The real formation pressure gradient of the target reservoir was obtained from field data and laboratory experiments. The in situ stress was calculated according to the target reservoir depth and in situ stress gradient. The effective triaxial stress was 19 MPa for the vertical stress (σ⊥1), 14 MPa for the maximum horizontal principal stress (σH), and 8 MPa for the minimum horizontal principal stress (σh). The pressure application scheme for sample 1 is shown in Figure 16.
Sample 1 was pretreated with a 70 °C aqueous solution without constant pressure and injected at a constant flow rate (0.2 mL/min or 1 mL/min). When the pump pressure of the sample reached 16.3 MPa, the pump pressure could not continue to rise. Combined with the field data, it was considered that the rock reached the fracture pressure. Under the condition of true triaxial rock mechanics, the fracture pressure of the target reservoir rock was 16.3 MPa. To realize the water injection dilation technology, the maximum pressure of samples 1 and 2 should not exceed 16.3 MPa after water injection. Because of the differences between the samples, it was safe to stop pumping liquid after the pump pressure reached 15.8 MPa after water injection. According to the site construction conditions and similarity criteria, the liquid was pumped into the sample at a constant rate of 1 mL/min.
The first set of experiments in this study were the rupture pressure exploration experiments. The rupture pressure of the experimental sample was obtained from the first set of pump pressure curves. When the injection pressure of sample 1 did not increase with the increase in injected water, the rock was considered to be broken. The highest pressure was the rupture pressure, which was 16.3 MPa. In this study, 16.3 MPa was considered the rupture pressure of this group of samples.
Pore pressure pretreatment was a kind of experimental exploration in this study. Transient rapid fluid injection was not considered conducive to the development of reservoir fracture zones. The pressure-holding pretreatment was performed to fully inject the injected fluid into the rock mass to increase the expansion radius, which was the result we achieved. To better simulate the real formation of the water injection, hot water injection was selected because the target layer was deep. The formation conditions were high temperature and high pressure.
Sample 2 was pretreated with a 70 °C aqueous solution without constant pressure and was injected at a constant flow rate (1 mL/min); the specific water injection flow curve is shown in Figure 17b. When the pump pressure of the sample reached 15.8 MPa, the pump was stopped, as shown by the water injection pressure curve in Figure 17a. According to the experimental results, sample 1 reached the set pump pressure after pumping 81.39 mL of the liquid. The real-time liquid flow rate, real-time pump pressure curve, and cumulative liquid flow rate of sample 2 are shown in Figure 17a, b, and c, respectively. It can be seen from Figure 17 that the pump pressure increased slowly in the early stage of the water injection with a constant flow rate and increased when the water injection duration reached 3000 s. When the pump injection pressure reached 12 MPa, the pump pressure growth rate slightly decreased.
Sample 3 was pretreated with an aqueous solution and a 6.24 MPa constant pressure for three hours, and the specific water injection pressure curve is shown in Figure 18a; then, it was injected at a constant flow rate (1 mL/min), and the specific water injection flow curve is shown in Figure 18b. When the sample pump pressure reached 15.8 MPa, the pump was stopped. According to the experimental results, sample 3 reached the set pump pressure after pumping 76.51 mL of the liquid. The real-time liquid flow rate, real-time pump pressure curve, and cumulative liquid flow rate of sample 3 are shown in Figure 18a, b, and c, respectively. Figure 18 shows that the initial flow rate was fast when the pore pressure pretreatment was performed under the condition of constant pressure as water injection, and then gradually stabilized at 0 mL/min. After pore pressure pretreatment, the pump pressure increased quickly at a constant flow rate, and the initial pump pressure did not increase slowly.
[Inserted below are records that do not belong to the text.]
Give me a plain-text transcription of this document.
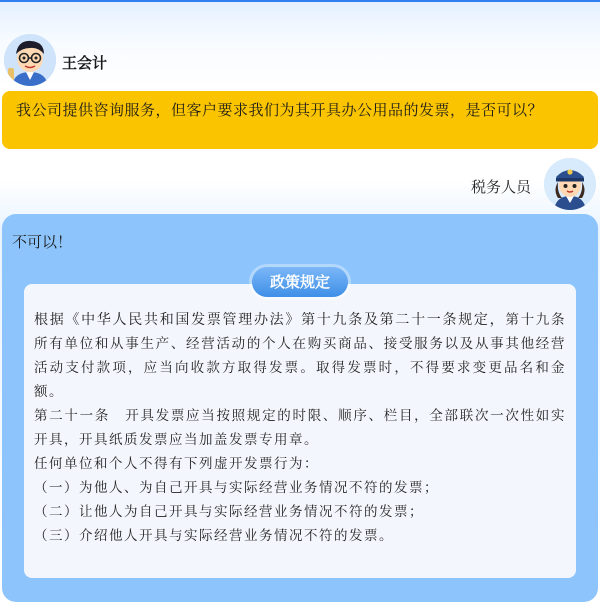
王会计
我公司提供咨询服务，但客户要求我们为其开具办公用品的发票，是否可以？
税务人员
不可以！
政策规定

根据《中华人民共和国发票管理办法》第十九条及第二十一条规定，第十九条　所有单位和从事生产、经营活动的个人在购买商品、接受服务以及从事其他经营活动支付款项，应当向收款方取得发票。取得发票时，不得要求变更品名和金额。

第二十一条　开具发票应当按照规定的时限、顺序、栏目，全部联次一次性如实开具，开具纸质发票应当加盖发票专用章。

任何单位和个人不得有下列虚开发票行为：

（一）为他人、为自己开具与实际经营业务情况不符的发票；

（二）让他人为自己开具与实际经营业务情况不符的发票；

（三）介绍他人开具与实际经营业务情况不符的发票。
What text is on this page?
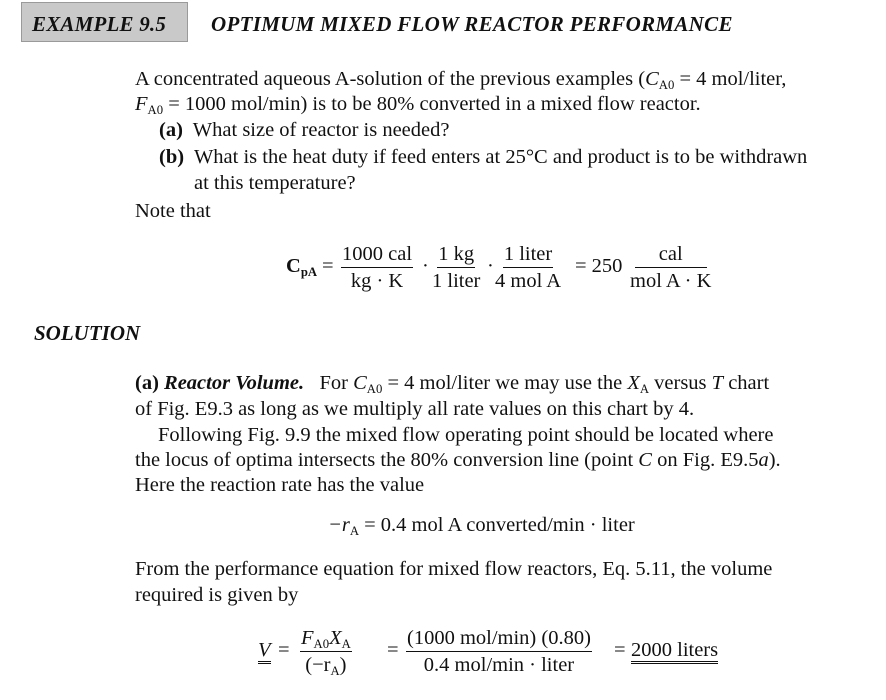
EXAMPLE 9.5 OPTIMUM MIXED FLOW REACTOR PERFORMANCE
A concentrated aqueous A-solution of the previous examples ($C_{A0} = 4$ mol/liter,
$F_{A0} = 1000$ mol/min) is to be 80% converted in a mixed flow reactor.
(a) What size of reactor is needed?
(b) What is the heat duty if feed enters at 25°C and product is to be withdrawn
at this temperature?
Note that
$C_{pA}$ =
1000 cal
kg · K
·
1 kg
1 liter
·
1 liter
4 mol A
= 250
cal
mol A · K
SOLUTION
(a) Reactor Volume. For $C_{A0} = 4$ mol/liter we may use the $X_A$ versus T chart
of Fig. E9.3 as long as we multiply all rate values on this chart by 4.
Following Fig. 9.9 the mixed flow operating point should be located where
the locus of optima intersects the 80% conversion line (point C on Fig. E9.5a).
Here the reaction rate has the value
$-r_A = 0.4$ mol A converted/min · liter
From the performance equation for mixed flow reactors, Eq. 5.11, the volume
required is given by
$V = \frac{F_{A0}X_A}{(-r_A)}$ =
(1000 mol/min) (0.80)
0.4 mol/min · liter
= 2000 liters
4. Feasibility Analysis of Water Injection Dilation

The above experimental results show that it was very feasible to exploit the target reservoir by using water injection dilation technology and carry out a true triaxial rock mechanics water injection physical simulation test for the target reservoir. Under true triaxial geostress, physical simulation tests of water injection dilation of offshore sandstone were carried out under constant pressure, step pressure, constant flow, different fluid properties, and cyclic oscillation dilation conditions. Red pigment was added to the injected liquid, the test sample was opened after the test, and the dilation effect of the water injection was judged according to the red area of the test sample. The feasibility of using the water injection dilation technology for low-permeability sandstone at sea was judged by the fracture production around and away from the water injection wellbore of the test samples.
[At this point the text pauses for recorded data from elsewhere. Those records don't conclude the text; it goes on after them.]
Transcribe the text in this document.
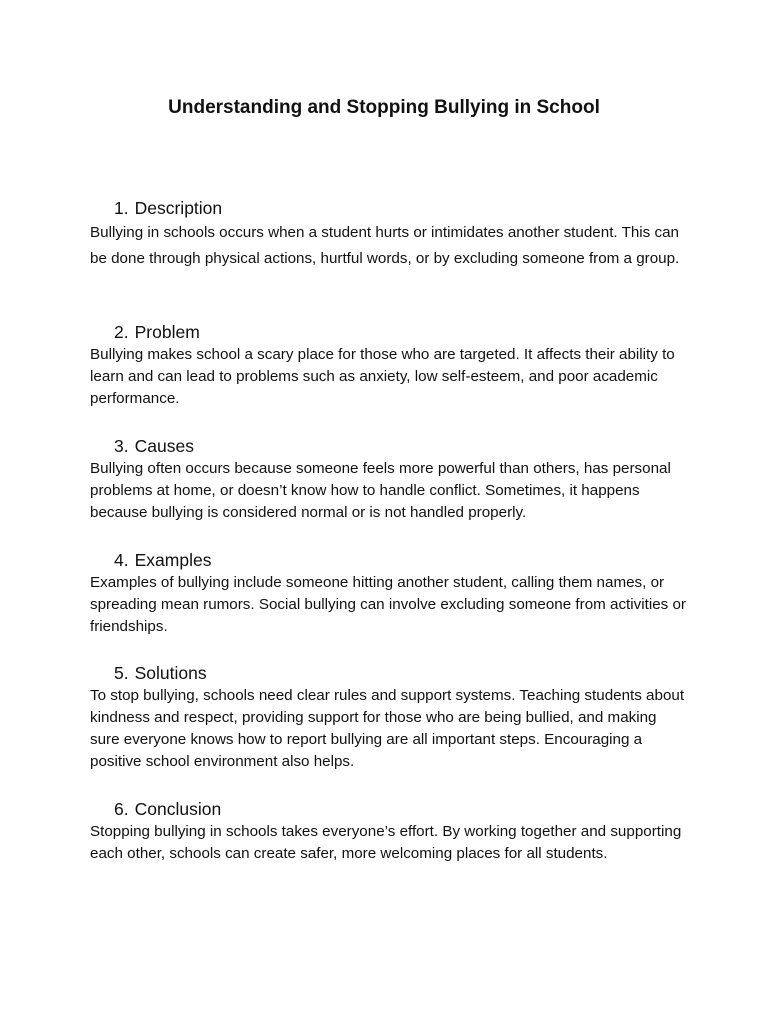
Understanding and Stopping Bullying in School
1. Description

Bullying in schools occurs when a student hurts or intimidates another student. This can be done through physical actions, hurtful words, or by excluding someone from a group.

2. Problem

Bullying makes school a scary place for those who are targeted. It affects their ability to learn and can lead to problems such as anxiety, low self-esteem, and poor academic performance.

3. Causes

Bullying often occurs because someone feels more powerful than others, has personal problems at home, or doesn’t know how to handle conflict. Sometimes, it happens because bullying is considered normal or is not handled properly.

4. Examples

Examples of bullying include someone hitting another student, calling them names, or spreading mean rumors. Social bullying can involve excluding someone from activities or friendships.

5. Solutions

To stop bullying, schools need clear rules and support systems. Teaching students about kindness and respect, providing support for those who are being bullied, and making sure everyone knows how to report bullying are all important steps. Encouraging a positive school environment also helps.

6. Conclusion

Stopping bullying in schools takes everyone’s effort. By working together and supporting each other, schools can create safer, more welcoming places for all students.
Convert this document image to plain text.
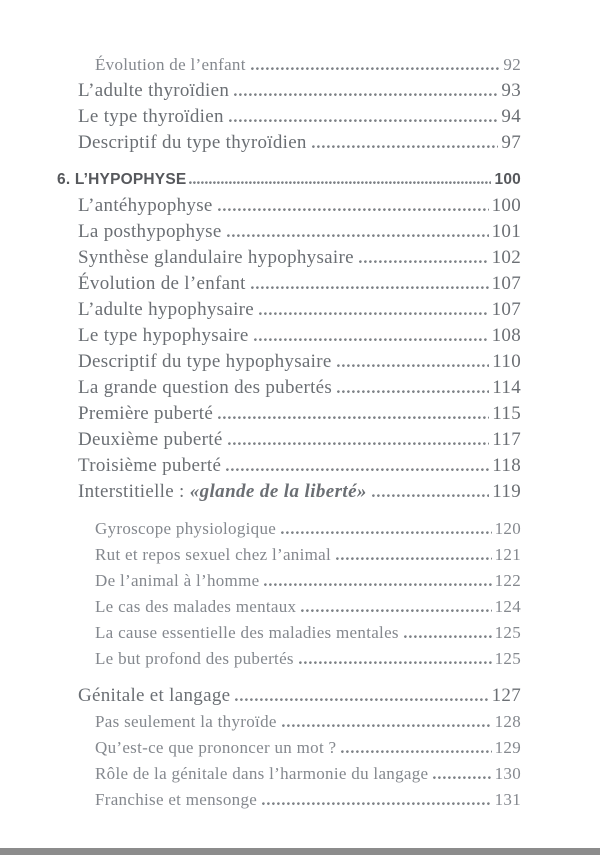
Évolution de l’enfant	92
L’adulte thyroïdien	93
Le type thyroïdien	94
Descriptif du type thyroïdien	97
6. L’HYPOPHYSE	100
L’antéhypophyse	100
La posthypophyse	101
Synthèse glandulaire hypophysaire	102
Évolution de l’enfant	107
L’adulte hypophysaire	107
Le type hypophysaire	108
Descriptif du type hypophysaire	110
La grande question des pubertés	114
Première puberté	115
Deuxième puberté	117
Troisième puberté	118
Interstitielle : «glande de la liberté»	119
Gyroscope physiologique	120
Rut et repos sexuel chez l’animal	121
De l’animal à l’homme	122
Le cas des malades mentaux	124
La cause essentielle des maladies mentales	125
Le but profond des pubertés	125
Génitale et langage	127
Pas seulement la thyroïde	128
Qu’est-ce que prononcer un mot ?	129
Rôle de la génitale dans l’harmonie du langage	130
Franchise et mensonge	131
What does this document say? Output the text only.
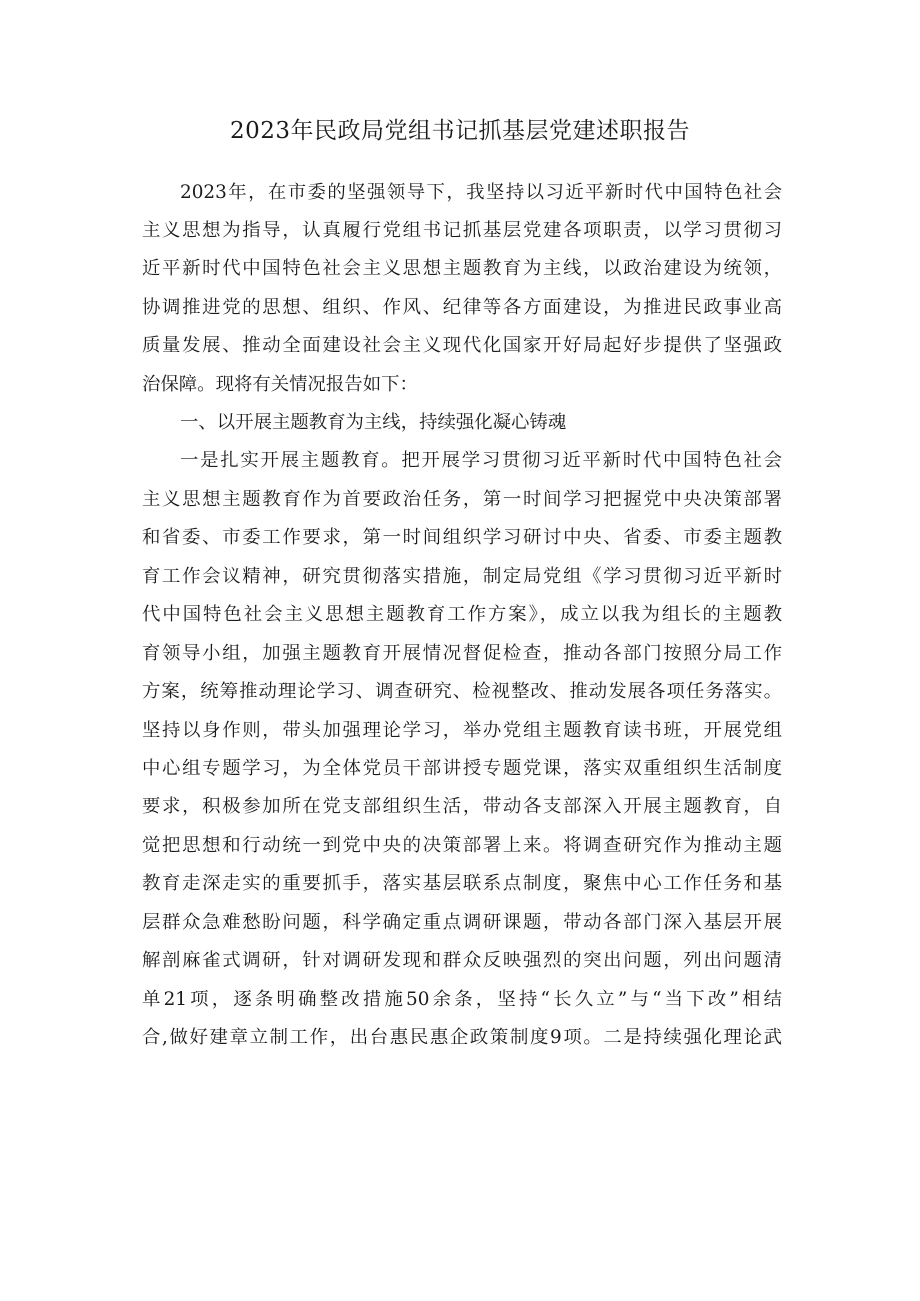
2023年民政局党组书记抓基层党建述职报告

2023年，在市委的坚强领导下，我坚持以习近平新时代中国特色社会

主义思想为指导，认真履行党组书记抓基层党建各项职责，以学习贯彻习

近平新时代中国特色社会主义思想主题教育为主线，以政治建设为统领，

协调推进党的思想、组织、作风、纪律等各方面建设，为推进民政事业高

质量发展、推动全面建设社会主义现代化国家开好局起好步提供了坚强政

治保障。现将有关情况报告如下：

一、以开展主题教育为主线，持续强化凝心铸魂

一是扎实开展主题教育。把开展学习贯彻习近平新时代中国特色社会

主义思想主题教育作为首要政治任务，第一时间学习把握党中央决策部署

和省委、市委工作要求，第一时间组织学习研讨中央、省委、市委主题教

育工作会议精神，研究贯彻落实措施，制定局党组《学习贯彻习近平新时

代中国特色社会主义思想主题教育工作方案》，成立以我为组长的主题教

育领导小组，加强主题教育开展情况督促检查，推动各部门按照分局工作

方案，统筹推动理论学习、调查研究、检视整改、推动发展各项任务落实。

坚持以身作则，带头加强理论学习，举办党组主题教育读书班，开展党组

中心组专题学习，为全体党员干部讲授专题党课，落实双重组织生活制度

要求，积极参加所在党支部组织生活，带动各支部深入开展主题教育，自

觉把思想和行动统一到党中央的决策部署上来。将调查研究作为推动主题

教育走深走实的重要抓手，落实基层联系点制度，聚焦中心工作任务和基

层群众急难愁盼问题，科学确定重点调研课题，带动各部门深入基层开展

解剖麻雀式调研，针对调研发现和群众反映强烈的突出问题，列出问题清

单21项，逐条明确整改措施50余条，坚持“长久立”与“当下改”相结

合,做好建章立制工作，出台惠民惠企政策制度9项。二是持续强化理论武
4.1. Surface Analysis of Samples

Before the water injection, the cubic samples 1, 2, and 3 were clearly found to be intact and without cracks. According to Figure 19, the after-injection samples 1, 2, and 3 in the physical simulation experiment of true triaxial rock mechanics have red areas of varying degrees. Since the experimental pumping pressure was controlled below the sample rupture pressure, it was proved that the all the three samples showed dilatation. The red permeable region of sample 2 was the smallest, and the red permeable region of sample 3 was the largest. It was concluded that it was easier to achieve water injection dilation with the constant pressure pretreatment sample.
Subsequently, the sample was knocked open, where Figure 20 shows that the crack was perpendicular to the direction of the horizontal minimum principal stress.
Figure 21 clearly shows that there was a red part in this section, which was divided into water injection dilation areas.
In addition, 1 cm cubes were removed from near the wellbore area (red area) and far from the wellbore area (normal area) for electron microscope scanning. According to the scanning results, evident cracks appeared near the wellbore area, while no cracks occurred far from the wellbore area. Combined with the red area of the sample, it was concluded that cracks were generated by the physical simulation test of the true triaxial rock mechanics waterflood dilation.
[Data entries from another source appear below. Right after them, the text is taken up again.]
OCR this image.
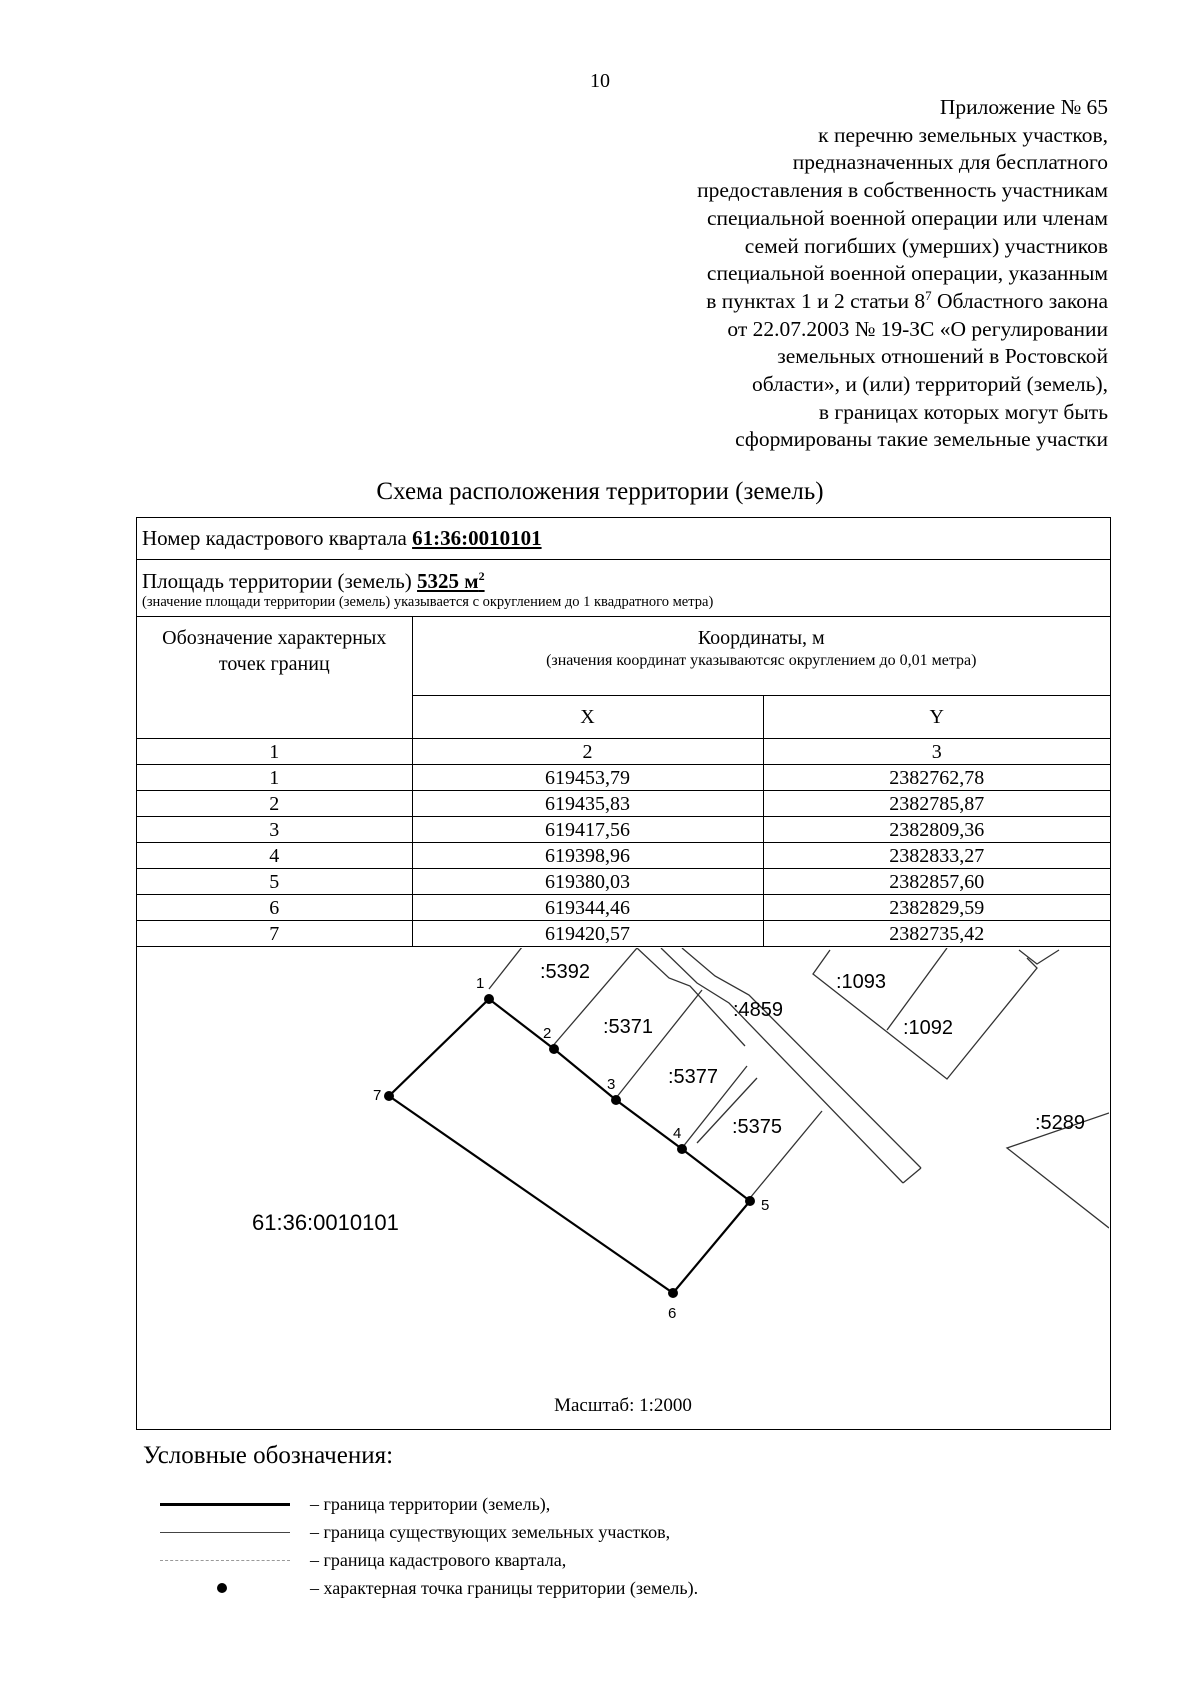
10
Приложение № 65
к перечню земельных участков,
предназначенных для бесплатного
предоставления в собственность участникам
специальной военной операции или членам
семей погибших (умерших) участников
специальной военной операции, указанным
в пунктах 1 и 2 статьи $8^7$ Областного закона
от 22.07.2003 № 19-ЗС «О регулировании
земельных отношений в Ростовской
области», и (или) территорий (земель),
в границах которых могут быть
сформированы такие земельные участки
Схема расположения территории (земель)
Номер кадастрового квартала 61:36:0010101
Площадь территории (земель) 5325 $м^2$
(значение площади территории (земель) указывается с округлением до 1 квадратного метра)
Обозначение характерных точек границ	Координаты, м
(значения координат указываютсяс округлением до 0,01 метра)	

	X	Y
1	2	3
1	619453,79	2382762,78
2	619435,83	2382785,87
3	619417,56	2382809,36
4	619398,96	2382833,27
5	619380,03	2382857,60
6	619344,46	2382829,59
7	619420,57	2382735,42
1
2
3
4
5
6
7
:5392
:5371
:5377
:5375
:4859
:1093
:1092
:5289
61:36:0010101
Масштаб: 1:2000
Условные обозначения:
– граница территории (земель),
– граница существующих земельных участков,
– граница кадастрового квартала,
– характерная точка границы территории (земель).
4.2. SEM Analysis of Samples

The red area can be clearly seen in Figure 21., which proves that the cubic sample displayed the dilatation phenomenon. Since the water injection pressure was less than the rock rupture pressure and the tensile dilatation belonged to the state of isotropic dilation of the rock, the existence of a crack zone could not be clearly observed with the naked eye, and the high-magnification technology of scanning electron microscopy was used to find the crack. A scanning electron microscope (SEM) is a kind of observation method that uses a transmission electron microscope and a light microscope.
It uses a very narrow, focused, high-energy electron beam to scan the sample, and through the interaction between the beam and the matter, various physical processes are excited, and the related information is collected, amplified, and re-imaged to achieve microscopic morphology characterization of the matter. New scanning electron microscopes have resolutions of 1 nm. The magnification can reach 300,000 times and is continuously adjustable. The depth of the field is large, the field of view is large, and the three-dimensional imaging effect is good. In addition, the scanning electron microscope and other analytical instruments can be combined to observe the microscopic morphology and analyze the composition of the micro-region of the material.
SEM analysis is mainly divided into eight steps: sample preparation, sample loading, vacuum preparation, software operation, observation and focusing, high-magnification observation, screenshot preservation, and sample unloading.
Sample preparation: ensure that the sample is dry, attach the sample to a conductive adhesive, and use a clean compressed gas to purge the sample surface. Sample preparation is shown the Figure 22.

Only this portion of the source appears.